Het ziet er misschien uit als taart, maar het is het niet. Wat deze clafoutis dan wel is? Een gebakken dessert of misschien wel een hele luxe pannenkoek. De meningen zijn erover verdeeld, maar ik denk dat we het wel allemaal met elkaar eens zijn dat een clafoutis verrukkelijk is. Volgens de traditionele Franse keuken behoor je een clafoutis met kersen te maken. Daar mag je natuurlijk ook mee variëren. Bijvoorbeeld met pruimen, peer en bessen. Of met druiven, zoals in het recept wat ik in La Cucina Italiana vond, de Italianen zijn dus ook niet vies van dit Franse baksel. Ik gebruikte de eerste keer blauwe druiven en daarna ook nog een keer de witte. Doe ermee wat je wilt, als je het basisrecept aanhoudt kun je naar hartenlust variëren met soorten fruit. Leuke tip: je kunt de clafoutis in een quichevorm bakken (geen springvorm graag, dan kun je dweilen) of je gebruikt mini ovenvaste schaaltjes ervoor. Zo serveer je als dessert aan iedereen een eigen bakje.
Wat je nodig hebt
– 2 grote of 3 kleine eieren
– 80gr witte basterdsuiker
– 80gr bloem
– 1tl bakpoeder
– snufje zout
– 1tl vanille extract of merg van 1 vanillestokje
– 180ml volle melk
– 300gr druiven
– om te serveren: poedersuiker
Wat je gaat doen
Verwarm de oven voor op 175 graden en vet een (gesloten) quichevorm in.

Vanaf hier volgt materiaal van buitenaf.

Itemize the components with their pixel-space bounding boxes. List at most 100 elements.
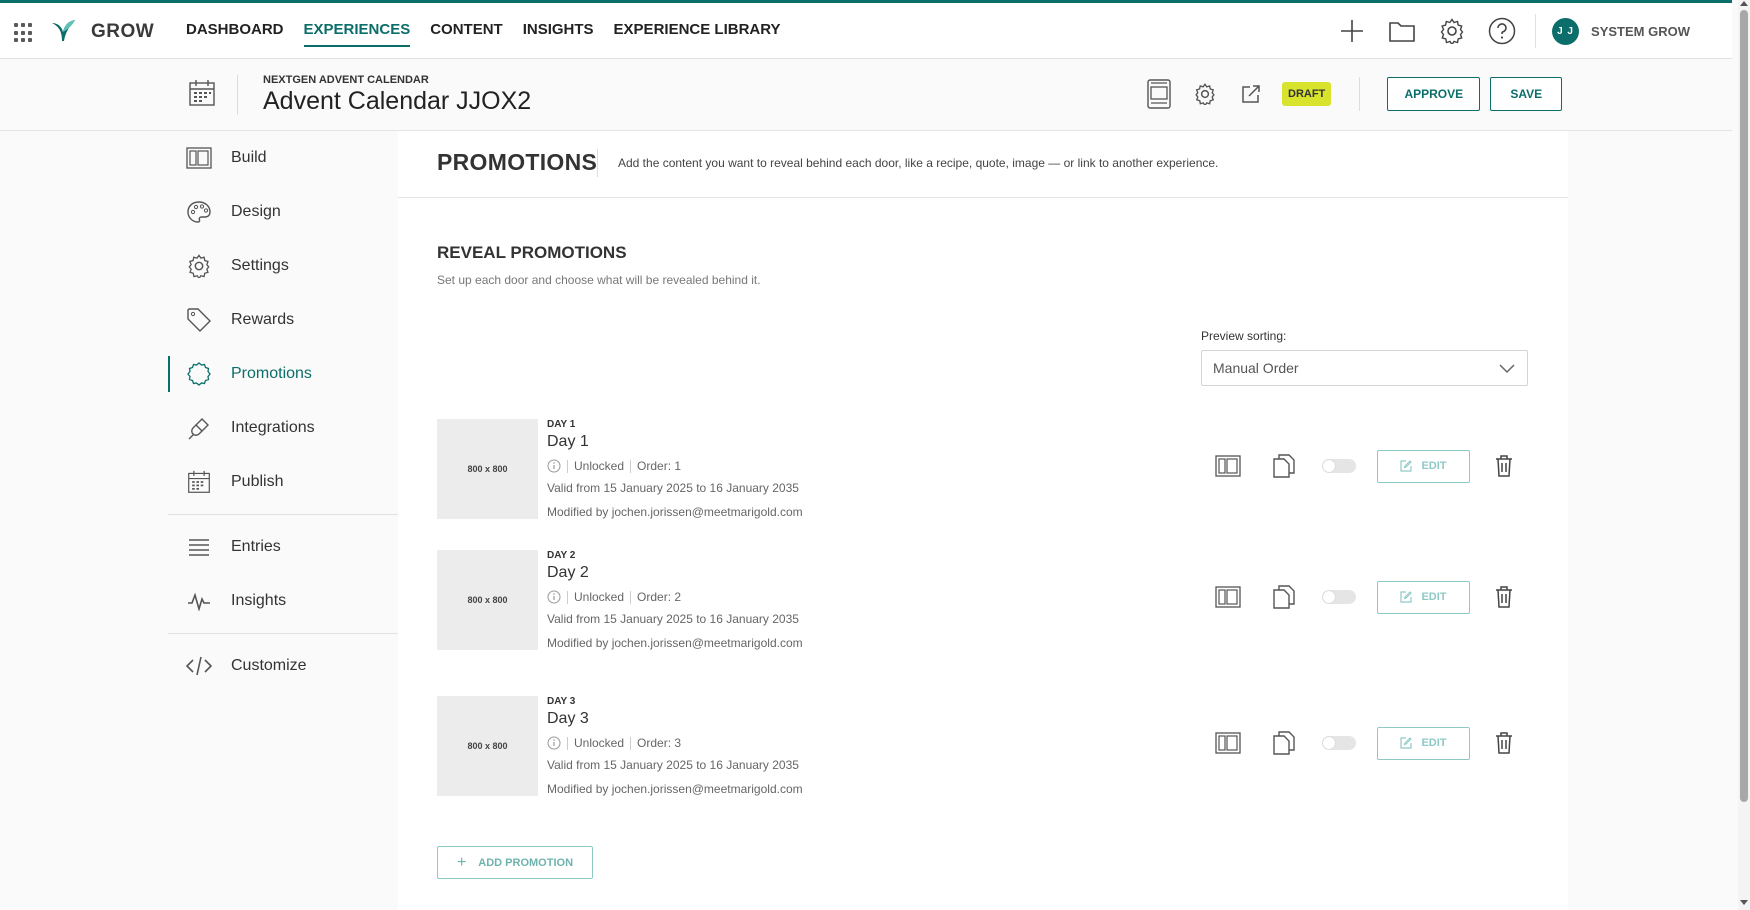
nav-insights[interactable]: INSIGHTS bbox=[523, 3, 594, 59]
list-item: 800 x 800 DAY 1 Day 1 Unlocked Order: 1 … bbox=[437, 414, 1527, 524]
sort-select[interactable]: Manual Order bbox=[1201, 350, 1528, 386]
sort-value: Manual Order bbox=[1213, 360, 1299, 376]
sidebar-item-label: Integrations bbox=[231, 419, 315, 436]
copy-icon[interactable] bbox=[1271, 584, 1297, 610]
section-description: Add the content you want to reveal behin… bbox=[618, 156, 1219, 170]
layout-icon[interactable] bbox=[1215, 453, 1241, 479]
help-icon[interactable] bbox=[1485, 14, 1519, 48]
promotion-validity: Valid from 15 January 2025 to 16 January… bbox=[547, 481, 799, 495]
sidebar: Build Design Settings Rewards Promotions… bbox=[168, 131, 398, 693]
trash-icon[interactable] bbox=[1491, 453, 1517, 479]
active-toggle[interactable] bbox=[1322, 736, 1356, 750]
scroll-up-icon[interactable] bbox=[1740, 1, 1748, 6]
promotion-thumbnail: 800 x 800 bbox=[437, 696, 538, 796]
sidebar-item-design[interactable]: Design bbox=[168, 185, 398, 239]
promotion-meta: Unlocked Order: 3 bbox=[547, 736, 681, 750]
header-actions: DRAFT APPROVE SAVE bbox=[1144, 76, 1563, 112]
apps-grid-icon[interactable] bbox=[14, 23, 34, 43]
copy-icon[interactable] bbox=[1271, 730, 1297, 756]
badge-icon bbox=[186, 361, 212, 387]
nav-dashboard[interactable]: DASHBOARD bbox=[186, 3, 284, 59]
nav-experiences[interactable]: EXPERIENCES bbox=[303, 3, 411, 47]
edit-icon bbox=[1400, 591, 1413, 603]
sort-label: Preview sorting: bbox=[1201, 329, 1287, 343]
promotion-meta: Unlocked Order: 1 bbox=[547, 459, 681, 473]
plug-icon bbox=[186, 415, 212, 441]
sidebar-item-insights[interactable]: Insights bbox=[168, 574, 398, 628]
divider bbox=[237, 75, 238, 115]
trash-icon[interactable] bbox=[1491, 730, 1517, 756]
info-icon[interactable] bbox=[547, 459, 561, 473]
divider bbox=[597, 149, 598, 177]
sidebar-item-rewards[interactable]: Rewards bbox=[168, 293, 398, 347]
top-bar: GROW DASHBOARD EXPERIENCES CONTENT INSIG… bbox=[0, 0, 1732, 59]
open-external-icon[interactable] bbox=[1236, 79, 1266, 109]
scroll-thumb[interactable] bbox=[1740, 10, 1748, 802]
promotion-title: Day 2 bbox=[547, 564, 589, 581]
gear-icon[interactable] bbox=[1435, 14, 1469, 48]
pulse-icon bbox=[186, 588, 212, 614]
promotion-state: Unlocked bbox=[574, 459, 625, 473]
save-button[interactable]: SAVE bbox=[1490, 77, 1563, 111]
sidebar-item-label: Promotions bbox=[231, 365, 312, 382]
section-header: PROMOTIONS Add the content you want to r… bbox=[398, 131, 1568, 198]
calendar-icon bbox=[188, 79, 216, 112]
settings-icon[interactable] bbox=[1190, 79, 1220, 109]
add-icon[interactable] bbox=[1335, 14, 1369, 48]
page-title: Advent Calendar JJOX2 bbox=[263, 87, 532, 115]
promotion-thumbnail: 800 x 800 bbox=[437, 550, 538, 650]
main-nav: DASHBOARD EXPERIENCES CONTENT INSIGHTS E… bbox=[186, 3, 801, 59]
trash-icon[interactable] bbox=[1491, 584, 1517, 610]
scroll-down-icon[interactable] bbox=[1740, 900, 1748, 905]
sidebar-item-customize[interactable]: Customize bbox=[168, 639, 398, 693]
palette-icon bbox=[186, 199, 212, 225]
edit-button[interactable]: EDIT bbox=[1377, 726, 1470, 760]
sidebar-item-label: Build bbox=[231, 149, 267, 166]
approve-button[interactable]: APPROVE bbox=[1387, 77, 1481, 111]
edit-icon bbox=[1400, 460, 1413, 472]
promotion-overline: DAY 1 bbox=[547, 419, 576, 430]
avatar[interactable]: J J bbox=[1552, 17, 1580, 45]
divider bbox=[168, 633, 398, 634]
code-icon bbox=[186, 653, 212, 679]
edit-icon bbox=[1400, 737, 1413, 749]
active-toggle[interactable] bbox=[1322, 590, 1356, 604]
preview-icon[interactable] bbox=[1144, 79, 1174, 109]
promotion-state: Unlocked bbox=[574, 590, 625, 604]
list-icon bbox=[186, 534, 212, 560]
sidebar-item-promotions[interactable]: Promotions bbox=[168, 347, 398, 401]
nav-content[interactable]: CONTENT bbox=[430, 3, 503, 59]
brand-name: GROW bbox=[91, 21, 155, 42]
sidebar-item-integrations[interactable]: Integrations bbox=[168, 401, 398, 455]
scrollbar[interactable] bbox=[1738, 0, 1750, 910]
grow-logo-icon[interactable] bbox=[48, 17, 78, 48]
chevron-down-icon bbox=[1499, 361, 1515, 377]
promotion-overline: DAY 3 bbox=[547, 696, 576, 707]
user-name[interactable]: SYSTEM GROW bbox=[1591, 24, 1690, 39]
layout-icon bbox=[186, 145, 212, 171]
layout-icon[interactable] bbox=[1215, 584, 1241, 610]
sidebar-item-entries[interactable]: Entries bbox=[168, 520, 398, 574]
folder-icon[interactable] bbox=[1385, 14, 1419, 48]
layout-icon[interactable] bbox=[1215, 730, 1241, 756]
copy-icon[interactable] bbox=[1271, 453, 1297, 479]
sidebar-item-label: Rewards bbox=[231, 311, 295, 328]
sidebar-item-label: Insights bbox=[231, 592, 287, 609]
edit-button[interactable]: EDIT bbox=[1377, 580, 1470, 614]
active-toggle[interactable] bbox=[1322, 459, 1356, 473]
edit-button[interactable]: EDIT bbox=[1377, 449, 1470, 483]
add-promotion-label: ADD PROMOTION bbox=[478, 856, 574, 869]
sidebar-item-publish[interactable]: Publish bbox=[168, 455, 398, 509]
edit-label: EDIT bbox=[1421, 460, 1447, 472]
sidebar-item-build[interactable]: Build bbox=[168, 131, 398, 185]
promotion-state: Unlocked bbox=[574, 736, 625, 750]
add-promotion-button[interactable]: + ADD PROMOTION bbox=[437, 846, 593, 879]
promotion-actions: EDIT bbox=[1215, 449, 1517, 483]
nav-experience-library[interactable]: EXPERIENCE LIBRARY bbox=[614, 3, 781, 59]
info-icon[interactable] bbox=[547, 736, 561, 750]
status-badge: DRAFT bbox=[1282, 82, 1332, 106]
sidebar-item-settings[interactable]: Settings bbox=[168, 239, 398, 293]
sidebar-item-label: Design bbox=[231, 203, 281, 220]
promotion-validity: Valid from 15 January 2025 to 16 January… bbox=[547, 612, 799, 626]
info-icon[interactable] bbox=[547, 590, 561, 604]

Klop de eieren los met de basterdsuiker. Zeef de bloem en bakpoeder hierboven en klop door elkaar met het zout en vanille extract. Als laatste komt de melk erbij. Klop nog even door totdat je een mengsel hebt zonder klontjes.

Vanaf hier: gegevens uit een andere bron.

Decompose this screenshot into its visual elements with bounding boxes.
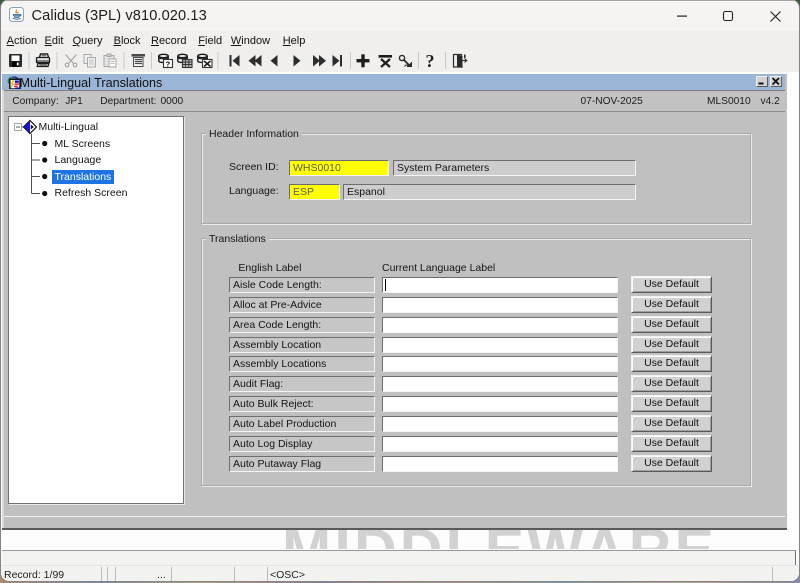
svg-text:?: ? [426,51,435,71]
svg-text:?: ? [166,59,171,68]
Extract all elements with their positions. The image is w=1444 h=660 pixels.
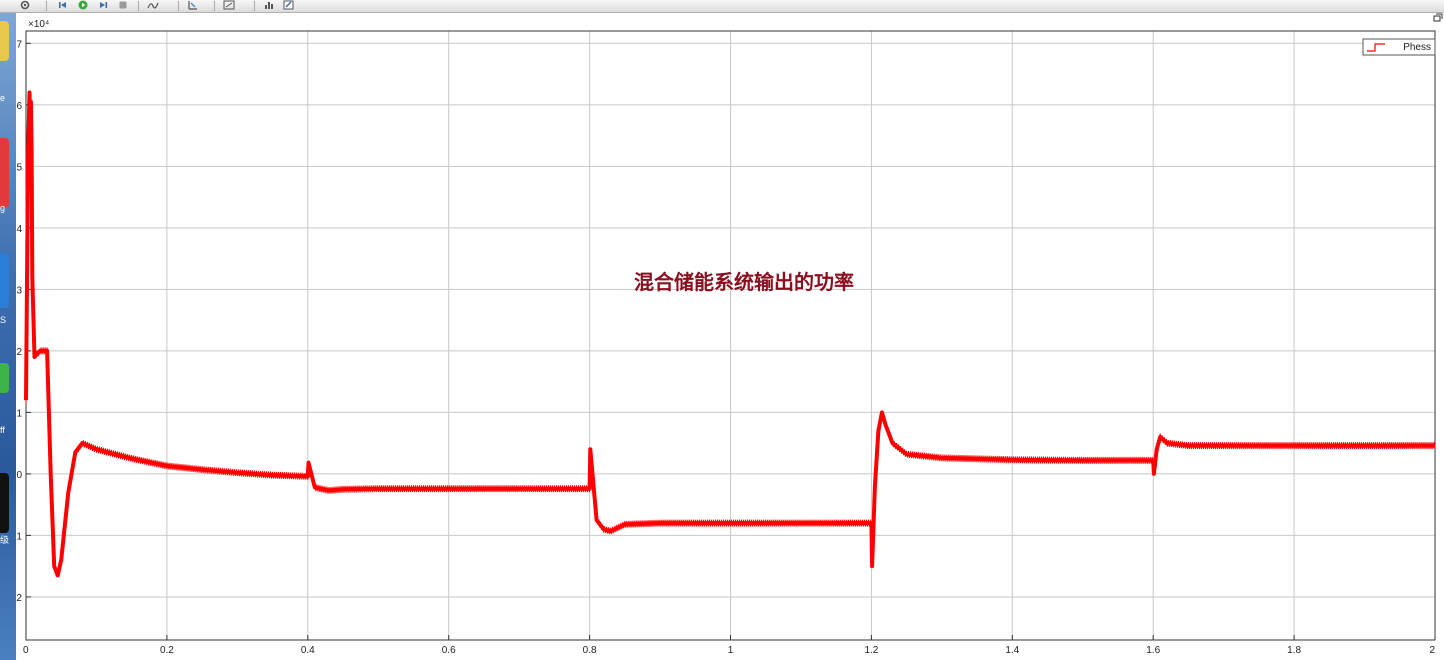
desktop-background-strip: e g S ff 级 [0,13,16,660]
x-tick-label: 1.8 [1287,645,1301,656]
toolbar-separator [214,1,215,11]
step-back-icon[interactable] [56,0,70,10]
step-forward-icon[interactable] [96,0,110,10]
toolbar-separator [254,1,255,11]
signal-stats-icon[interactable] [262,0,276,10]
y-tick-label: 6 [16,101,22,112]
toolbar-separator [178,1,179,11]
x-axis-ticks: 0 0.2 0.4 0.6 0.8 1 1.2 1.4 1.6 1.8 2 [23,635,1436,656]
x-tick-label: 2 [1429,645,1435,656]
desktop-app-tile[interactable] [0,138,9,208]
edit-style-icon[interactable] [282,0,296,10]
scope-toolbar [0,0,1444,13]
desktop-icon-label: S [0,315,7,325]
zoom-fit-icon[interactable] [222,0,236,10]
y-tick-label: 2 [16,347,22,358]
highlight-icon[interactable] [146,0,160,10]
cursor-measure-icon[interactable] [186,0,200,10]
desktop-app-tile[interactable] [0,21,9,61]
x-tick-label: 1.4 [1005,645,1019,656]
stop-icon[interactable] [116,0,130,10]
desktop-app-tile[interactable] [0,363,9,393]
x-tick-label: 1.2 [864,645,878,656]
scope-plot-area[interactable]: -2 -1 0 1 2 3 4 5 6 7 0 0.2 0.4 0.6 0.8 1 1.2 1.4 1.6 1.8 2… [16,13,1444,660]
restore-window-icon[interactable] [1433,13,1443,23]
x-tick-label: 0.8 [583,645,597,656]
y-tick-label: -2 [16,593,22,604]
y-tick-label: 5 [16,162,22,173]
desktop-icon-label: 级 [0,535,10,545]
y-tick-label: 7 [16,39,22,50]
desktop-icon-label: e [0,93,6,103]
x-tick-label: 0.6 [442,645,456,656]
x-tick-label: 1 [728,645,734,656]
legend-label-phess: Phess [1403,42,1431,53]
settings-gear-icon[interactable] [18,0,32,10]
y-tick-label: -1 [16,531,22,542]
desktop-icon-label: ff [0,425,5,435]
y-tick-label: 1 [16,408,22,419]
y-tick-label: 3 [16,285,22,296]
run-icon[interactable] [76,0,90,10]
toolbar-separator [138,1,139,11]
y-tick-label: 4 [16,224,22,235]
desktop-app-tile[interactable] [0,253,9,308]
y-axis-exponent-label: ×10⁴ [28,19,49,30]
x-tick-label: 0 [23,645,29,656]
x-tick-label: 0.2 [160,645,174,656]
x-tick-label: 1.6 [1146,645,1160,656]
chart-annotation: 混合储能系统输出的功率 [634,270,854,294]
scope-plot: -2 -1 0 1 2 3 4 5 6 7 0 0.2 0.4 0.6 0.8 1 1.2 1.4 1.6 1.8 2… [16,19,1436,656]
desktop-icon-label: g [0,203,6,213]
y-tick-label: 0 [16,470,22,481]
toolbar-separator [46,1,47,11]
desktop-app-tile[interactable] [0,473,9,533]
grid-lines [25,31,1436,640]
legend[interactable]: Phess [1362,38,1436,56]
x-tick-label: 0.4 [301,645,315,656]
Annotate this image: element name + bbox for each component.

Verdeel de druiven over de quichevorm en schenk hier het beslag op. Verdeel de druiven eventueel met je vingers nog wat gelijkmatiger in de vorm. Bak de clafoutis 30 minuten in een gesloten oven (niet tussentijds openen). Laat de clafoutis daarna afkoelen. Serveer lauwwarm en bestuif vlak daarvoor met poedersuiker.